People that did not reply within one week were sent a reminder during the following week
(i.e. two weeks after the event). The study assessed brand equity any time between one
and two weeks after the event, thus assessing impact in the medium, and not short, term.
The number of usable questionnaires collected in the pre-event phase was 808. The number
of usable questionnaires collected in the post-event phase was 354, of which 135 were
for sponsored events, 77 for trade shows, 89 for street events and 53 for pop-up shops.
Summary of findings
- This research shows that events have an impact on brand equity both directly and indirectly through brand experience and, for some events, through brand attitude.
- Specifically, H1, which proposed that the level of post-event equity is significantly higher than the level of pre-event brand equity, was supported: event attendance increased brand equity. This finding suggests that event marketing does not only contribute to the development of specific components of brand equity, as previous literature demonstrated, but also to brand equity overall.
- H2, which stated that brand attitude mediates the relationship between pre-event and post-event brand equity, was only partially supported.
- The mediating role of brand attitude was verified only for some types of events, namely trade shows and street events.
- Sponsored events, instead,can generate a positive response in terms of brand attitude, but this response does not lead to a behavioural outcome.
- Pop-up shops do not seem to be able to influence brand attitude at all; these events can still produce an increase of brand equity, but this increase does not involve consumers’ attitudes towards the brand.
- H3, which stated that brand experience mediates the relationship between pre-event and post-event brand equity, was fully supported. Event attendance has an impact on brand experience, which, in turn, is a source of brand equity.
- Brand experience plays a mediating role in the process that leads to the development of brand equity, and this role was confirmed for all types of events. Although there are some differences across event types, the analysis performed showed that not all these differences are significant.
- In the case of pop-up shops, the impact generated on brand experience contributes to brand equity more than in the case of trade shows and street events. This may be due to the fact that pop-up shops are new forms of events, which make use of a more structured and immersive space.
- In more traditional events such as sponsored events, the experience that is generated may be less intense, even though this experience still results in an increase of brand equity.
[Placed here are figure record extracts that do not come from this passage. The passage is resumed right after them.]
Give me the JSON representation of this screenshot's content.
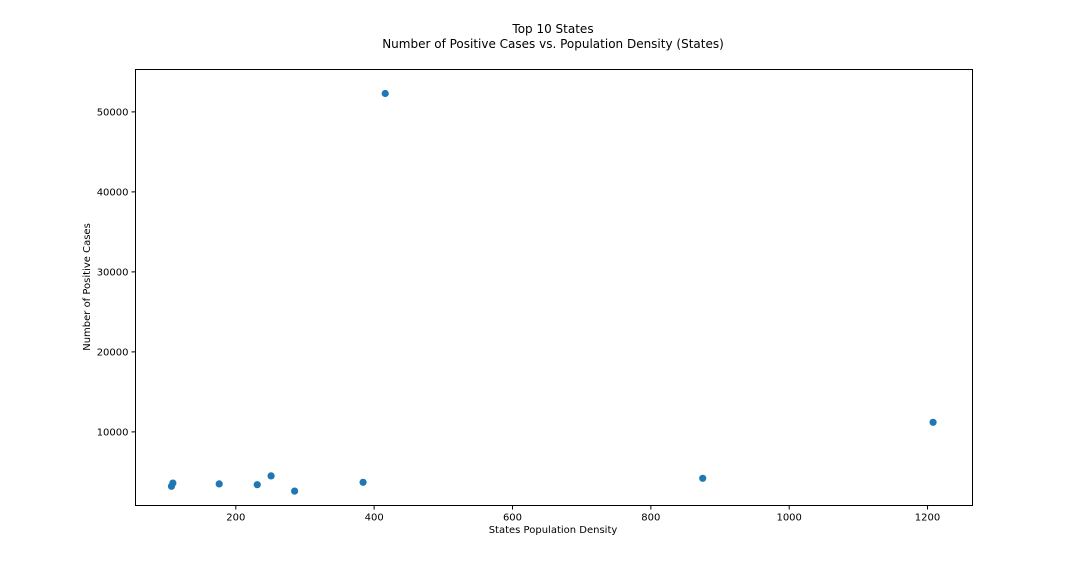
{
  "chart_data": {
    "type": "scatter",
    "title": "Top 10 States",
    "subtitle": "Number of Positive Cases vs. Population Density (States)",
    "xlabel": "States Population Density",
    "ylabel": "Number of Positive Cases",
    "xlim": [
      55,
      1265
    ],
    "ylim": [
      800,
      55300
    ],
    "xticks": [
      200,
      400,
      600,
      800,
      1000,
      1200
    ],
    "yticks": [
      10000,
      20000,
      30000,
      40000,
      50000
    ],
    "grid": false,
    "legend": "none",
    "marker_color": "#1f77b4",
    "series": [
      {
        "points": [
          {
            "x": 107,
            "y": 3200
          },
          {
            "x": 109,
            "y": 3600
          },
          {
            "x": 176,
            "y": 3500
          },
          {
            "x": 231,
            "y": 3400
          },
          {
            "x": 251,
            "y": 4500
          },
          {
            "x": 285,
            "y": 2600
          },
          {
            "x": 384,
            "y": 3700
          },
          {
            "x": 416,
            "y": 52300
          },
          {
            "x": 875,
            "y": 4200
          },
          {
            "x": 1208,
            "y": 11200
          }
        ]
      }
    ]
  }
}
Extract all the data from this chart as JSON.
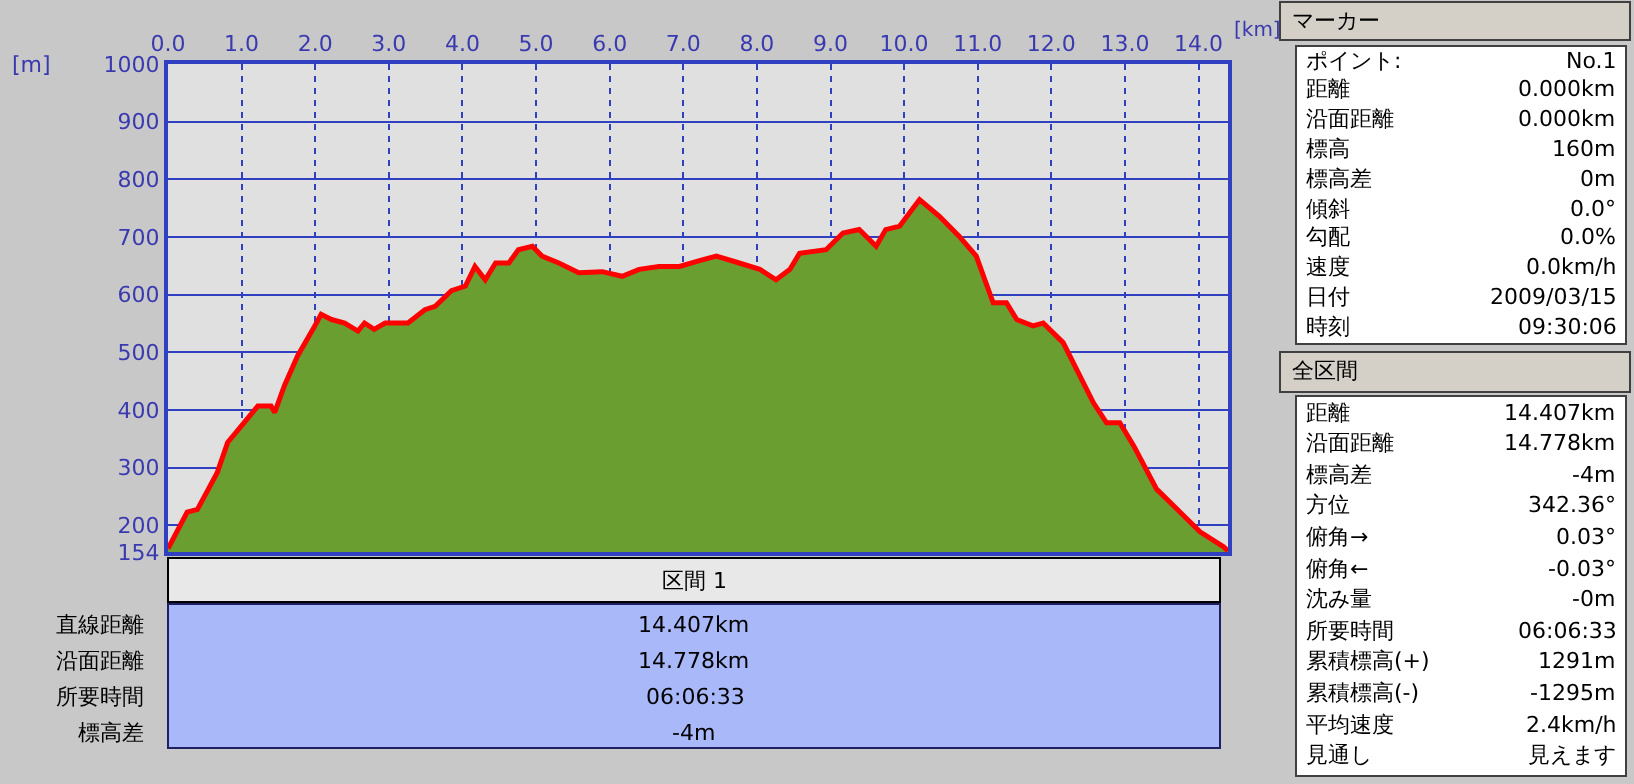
{
  "chart_data": {
    "type": "area",
    "xlabel": "[km]",
    "ylabel": "[m]",
    "x": [
      0,
      0.26,
      0.4,
      0.67,
      0.81,
      1.0,
      1.22,
      1.4,
      1.45,
      1.58,
      1.76,
      1.99,
      2.08,
      2.22,
      2.4,
      2.58,
      2.67,
      2.8,
      2.95,
      3.26,
      3.49,
      3.63,
      3.85,
      4.04,
      4.17,
      4.31,
      4.45,
      4.63,
      4.76,
      4.95,
      5.08,
      5.31,
      5.58,
      5.9,
      6.17,
      6.4,
      6.67,
      6.95,
      7.22,
      7.45,
      7.76,
      8.04,
      8.26,
      8.45,
      8.58,
      8.94,
      9.17,
      9.39,
      9.62,
      9.75,
      9.94,
      10.21,
      10.48,
      10.75,
      10.98,
      11.21,
      11.39,
      11.53,
      11.75,
      11.89,
      12.16,
      12.57,
      12.75,
      12.93,
      13.12,
      13.43,
      13.75,
      14.02,
      14.34,
      14.4
    ],
    "series": [
      {
        "color": "#6a9e30",
        "values": [
          160,
          223,
          228,
          292,
          344,
          373,
          407,
          407,
          396,
          442,
          494,
          545,
          566,
          557,
          551,
          537,
          551,
          540,
          551,
          551,
          574,
          580,
          607,
          615,
          649,
          626,
          655,
          655,
          678,
          684,
          667,
          655,
          638,
          640,
          632,
          644,
          649,
          649,
          659,
          667,
          655,
          644,
          626,
          644,
          672,
          678,
          707,
          713,
          684,
          713,
          719,
          765,
          736,
          701,
          667,
          586,
          586,
          557,
          546,
          551,
          517,
          413,
          378,
          378,
          338,
          263,
          223,
          189,
          163,
          156
        ]
      },
      {
        "type": "line",
        "color": "#ff0000",
        "values": [
          160,
          223,
          228,
          292,
          344,
          373,
          407,
          407,
          396,
          442,
          494,
          545,
          566,
          557,
          551,
          537,
          551,
          540,
          551,
          551,
          574,
          580,
          607,
          615,
          649,
          626,
          655,
          655,
          678,
          684,
          667,
          655,
          638,
          640,
          632,
          644,
          649,
          649,
          659,
          667,
          655,
          644,
          626,
          644,
          672,
          678,
          707,
          713,
          684,
          713,
          719,
          765,
          736,
          701,
          667,
          586,
          586,
          557,
          546,
          551,
          517,
          413,
          378,
          378,
          338,
          263,
          223,
          189,
          163,
          156
        ]
      }
    ],
    "xlim": [
      0,
      14.4
    ],
    "xticks": [
      {
        "value": 0,
        "label": "0.0"
      },
      {
        "value": 1,
        "label": "1.0"
      },
      {
        "value": 2,
        "label": "2.0"
      },
      {
        "value": 3,
        "label": "3.0"
      },
      {
        "value": 4,
        "label": "4.0"
      },
      {
        "value": 5,
        "label": "5.0"
      },
      {
        "value": 6,
        "label": "6.0"
      },
      {
        "value": 7,
        "label": "7.0"
      },
      {
        "value": 8,
        "label": "8.0"
      },
      {
        "value": 9,
        "label": "9.0"
      },
      {
        "value": 10,
        "label": "10.0"
      },
      {
        "value": 11,
        "label": "11.0"
      },
      {
        "value": 12,
        "label": "12.0"
      },
      {
        "value": 13,
        "label": "13.0"
      },
      {
        "value": 14,
        "label": "14.0"
      }
    ],
    "ylim": [
      154,
      1000
    ],
    "yticks": [
      154,
      200,
      300,
      400,
      500,
      600,
      700,
      800,
      900,
      1000
    ],
    "grid": true,
    "marker": "none",
    "line_style": "solid",
    "annotations": [
      "マーカー",
      "ポイント:",
      "No.1",
      "距離",
      "0.000km",
      "沿面距離",
      "0.000km",
      "標高",
      "160m",
      "標高差",
      "0m",
      "傾斜",
      "0.0°",
      "勾配",
      "0.0%",
      "速度",
      "0.0km/h",
      "日付",
      "2009/03/15",
      "時刻",
      "09:30:06",
      "全区間",
      "距離",
      "14.407km",
      "沿面距離",
      "14.778km",
      "標高差",
      "-4m",
      "方位",
      "342.36°",
      "俯角→",
      "0.03°",
      "俯角←",
      "-0.03°",
      "沈み量",
      "-0m",
      "所要時間",
      "06:06:33",
      "累積標高(+)",
      "1291m",
      "累積標高(-)",
      "-1295m",
      "平均速度",
      "2.4km/h",
      "見通し",
      "見えます",
      "区間 1",
      "直線距離",
      "14.407km",
      "沿面距離",
      "14.778km",
      "所要時間",
      "06:06:33",
      "標高差",
      "-4m"
    ]
  }
}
- H4, which stated H4, which stated that brand experience has a stronger mediating role than brand attitude, was confirmed.
- In the analysis with aggregate data, the relationships involving brand experience (i.e. from pre-event OBE to brand experience and from brand experience topost-event OBE) were stronger than those involving brand attitude (i.e. from pre-event OBE to brand attitude and from brand attitude to post-event OBE).
- In the group analysis, the relationships involving brand attitude were not significant in all types of events, whereas those involving brand experience were.
- finally, the hypothesis concerning the relation between brand experience and brand attitude
- H5, was confirmed as well. The chi-square test demonstrated, on an aggregate level, that brand experience positively impacts brand attitude.
- The group analysis showed that this relation is positive and significant in all event types, no matter if the event marketing initiative considered is a sponsored event, a trade show, a street event or a pop-up shop.